I used  this CSV  file  to  make  a  time  graph  series in Google Sheets in  order  to  analyze  the  overall hacking breaches evolution over time from 2005 to 2019. I found that from 2005 to 2013, the number of breaches remain stable for all types of organizations. However, since 2013, there's a sharp increase in in attacks against the Medical sector. Then there is a decrease in 2015 and another increase in 2016. These fluctuations reflect the different crypto-attacks that Medical services have reported in the past: for example the Cryptolocker in 2014 and the TeslaCrypt in 2016. For hacking breaches targeted at Business (BSO) sector, I found that there's a crucial increase from 2013 and 2017 followed by a sharp decrease in 2018. The graph is named as ``Hacking Breaches Trends by Organization Types from 2005 to 2019.png``.

## VIII. Discussions:

## Limitations: 
Certain limitations implied in my study are that I had to use data from two different datasets to answer my hypothesis and they overlap each other, with one having records from 2005 to 2018 and one having records from 2004 to 2021. These datasets contain different information and volume of records regarding hacking breack events. Thus the choice of the dataset to answer my hypotheses can influence the findings I extract after analyzing the statistics and patterns to answer certain research questions. Second limitation in my study is that the data from Information is Beautiful dataset could potentially not contain enough breaches events considering it only has more than 300 events compared to more than 9000 events in PRC, and also it could be biased since it didn't come from a non-profit organization, in contrast to PRC. 

## Implications:
However, the findings from my study are in line with various previous studies and reports. As chronicled in my study, the comprehensive analysis revealed that in contrast to what companies are often afraid of, external attacks have always outnumbered internal attacks in terms of lost records and data.
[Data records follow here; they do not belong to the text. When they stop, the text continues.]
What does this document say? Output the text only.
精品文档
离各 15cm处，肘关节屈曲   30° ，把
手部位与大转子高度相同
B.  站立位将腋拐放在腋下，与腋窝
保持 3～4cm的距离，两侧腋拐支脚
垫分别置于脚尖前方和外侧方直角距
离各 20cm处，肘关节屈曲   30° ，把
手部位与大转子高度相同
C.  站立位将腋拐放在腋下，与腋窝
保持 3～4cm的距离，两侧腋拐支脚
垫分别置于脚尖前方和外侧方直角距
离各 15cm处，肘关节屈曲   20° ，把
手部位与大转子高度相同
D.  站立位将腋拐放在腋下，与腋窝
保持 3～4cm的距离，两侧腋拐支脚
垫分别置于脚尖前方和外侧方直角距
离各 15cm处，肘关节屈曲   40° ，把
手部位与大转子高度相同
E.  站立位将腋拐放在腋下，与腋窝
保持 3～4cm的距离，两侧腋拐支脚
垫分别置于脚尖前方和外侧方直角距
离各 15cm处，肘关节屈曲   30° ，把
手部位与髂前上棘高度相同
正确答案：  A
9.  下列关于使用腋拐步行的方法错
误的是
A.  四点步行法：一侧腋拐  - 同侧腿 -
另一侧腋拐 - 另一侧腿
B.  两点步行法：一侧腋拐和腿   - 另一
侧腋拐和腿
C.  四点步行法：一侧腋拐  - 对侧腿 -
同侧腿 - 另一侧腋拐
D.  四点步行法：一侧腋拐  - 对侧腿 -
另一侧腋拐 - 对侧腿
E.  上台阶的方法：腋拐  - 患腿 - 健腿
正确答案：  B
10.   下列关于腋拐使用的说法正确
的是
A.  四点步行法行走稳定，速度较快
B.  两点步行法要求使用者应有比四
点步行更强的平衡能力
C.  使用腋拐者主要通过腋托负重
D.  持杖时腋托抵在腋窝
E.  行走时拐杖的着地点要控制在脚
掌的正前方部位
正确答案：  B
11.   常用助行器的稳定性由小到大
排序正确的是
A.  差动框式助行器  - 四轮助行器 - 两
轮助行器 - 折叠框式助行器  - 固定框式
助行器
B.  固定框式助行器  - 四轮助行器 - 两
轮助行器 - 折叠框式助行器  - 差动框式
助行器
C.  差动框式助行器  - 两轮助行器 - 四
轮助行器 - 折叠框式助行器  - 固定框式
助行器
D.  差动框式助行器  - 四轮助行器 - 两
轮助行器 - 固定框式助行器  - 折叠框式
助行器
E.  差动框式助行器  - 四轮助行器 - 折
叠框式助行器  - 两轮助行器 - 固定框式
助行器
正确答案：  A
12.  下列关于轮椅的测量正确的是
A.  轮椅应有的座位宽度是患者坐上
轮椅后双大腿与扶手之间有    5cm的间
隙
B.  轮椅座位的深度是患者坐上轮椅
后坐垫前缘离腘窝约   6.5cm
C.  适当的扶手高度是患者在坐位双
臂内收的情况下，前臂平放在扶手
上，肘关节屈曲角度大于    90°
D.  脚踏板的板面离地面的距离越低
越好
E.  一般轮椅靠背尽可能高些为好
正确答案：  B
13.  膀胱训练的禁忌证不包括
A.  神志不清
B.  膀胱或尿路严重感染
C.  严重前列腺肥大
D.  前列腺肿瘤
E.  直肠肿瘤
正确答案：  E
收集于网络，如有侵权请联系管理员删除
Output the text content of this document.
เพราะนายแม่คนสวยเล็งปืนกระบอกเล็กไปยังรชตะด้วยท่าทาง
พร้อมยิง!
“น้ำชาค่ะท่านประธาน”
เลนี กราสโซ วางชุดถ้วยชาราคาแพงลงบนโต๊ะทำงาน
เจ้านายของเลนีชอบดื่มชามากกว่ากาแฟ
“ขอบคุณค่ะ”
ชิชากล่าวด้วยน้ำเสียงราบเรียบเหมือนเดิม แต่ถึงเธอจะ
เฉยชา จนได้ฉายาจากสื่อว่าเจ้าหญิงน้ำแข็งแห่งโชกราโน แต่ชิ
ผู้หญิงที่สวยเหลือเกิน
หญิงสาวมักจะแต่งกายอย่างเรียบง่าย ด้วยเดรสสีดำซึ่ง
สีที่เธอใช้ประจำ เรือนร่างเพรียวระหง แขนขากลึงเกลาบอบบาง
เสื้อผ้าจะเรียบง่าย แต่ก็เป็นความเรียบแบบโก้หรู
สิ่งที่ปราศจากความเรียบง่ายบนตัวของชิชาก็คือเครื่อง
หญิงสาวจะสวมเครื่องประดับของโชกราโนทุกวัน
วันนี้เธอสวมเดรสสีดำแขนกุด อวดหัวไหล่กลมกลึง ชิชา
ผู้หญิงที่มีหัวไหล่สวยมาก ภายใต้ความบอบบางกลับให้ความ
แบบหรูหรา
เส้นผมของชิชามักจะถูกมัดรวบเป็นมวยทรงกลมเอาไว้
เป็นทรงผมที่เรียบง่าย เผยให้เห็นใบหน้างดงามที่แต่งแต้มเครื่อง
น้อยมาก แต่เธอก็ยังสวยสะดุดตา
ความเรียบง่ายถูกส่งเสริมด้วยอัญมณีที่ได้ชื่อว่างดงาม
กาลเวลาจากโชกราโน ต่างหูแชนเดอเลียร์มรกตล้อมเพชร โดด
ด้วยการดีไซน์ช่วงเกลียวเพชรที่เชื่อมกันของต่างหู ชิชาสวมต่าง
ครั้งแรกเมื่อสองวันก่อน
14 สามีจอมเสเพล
The time graph showed that even though the number of internal attacks have increased during the last few years, the number of external attacks have consistently been more than double of that of internal attacks from 2004 to 2021. Thus, the implication is that companies should focus more on strengthening their security standards to protect data breach from outsiders but also consider putting into place stricter rules to make sure there are huge consequences for internal breaches intentionally and unintentionally so that employees are more conscious of their own protection of companies' data. The second finding is that hacking have always been in the top methods behind these data breach attacks, however, contrary to my theory, hacking attacks have targeted not only at Business organizations but also Medical institutions. This can be explained because health organizations hold a lot confidential and sensitive data. This data is often sold and used for spamming for commercial compaigns. The implication for this is that upon transitioning from a paper-based system to digitized and distributive healthcare data, healthcare organizations shouldn't complacent because businesses hold more financial values. Nowadays the values lie more in the personalized data and not monetary. Thus, they should also invest in installing a secure database and also proper technical training for medical employees as well. 

## IX. Conclusions:

From my analysis of data breach records from 2004 to 2021 encountered on multiple organizations, one of my main findings is that external attacks caused more detrimental loss in records and data compared to internal attacks. Another finding that appears is that hacking methods are most commonly used by these attackers and that the most targetted type of organization are medical organizations and BSOs since they possess the most sensitive personal data. These findings imply that taking serious action to secure personal data and proper training of employees, especially for MED and BSO organizations. 

Future research upon this study include identifying the main locations from which the confidential data are breached by hacking methods, for example via network servers, emails, etc. We should also research more on the preventive measurements that the organizations could take depending on their financial and technical ability so as to avoid as much data breaches as possible.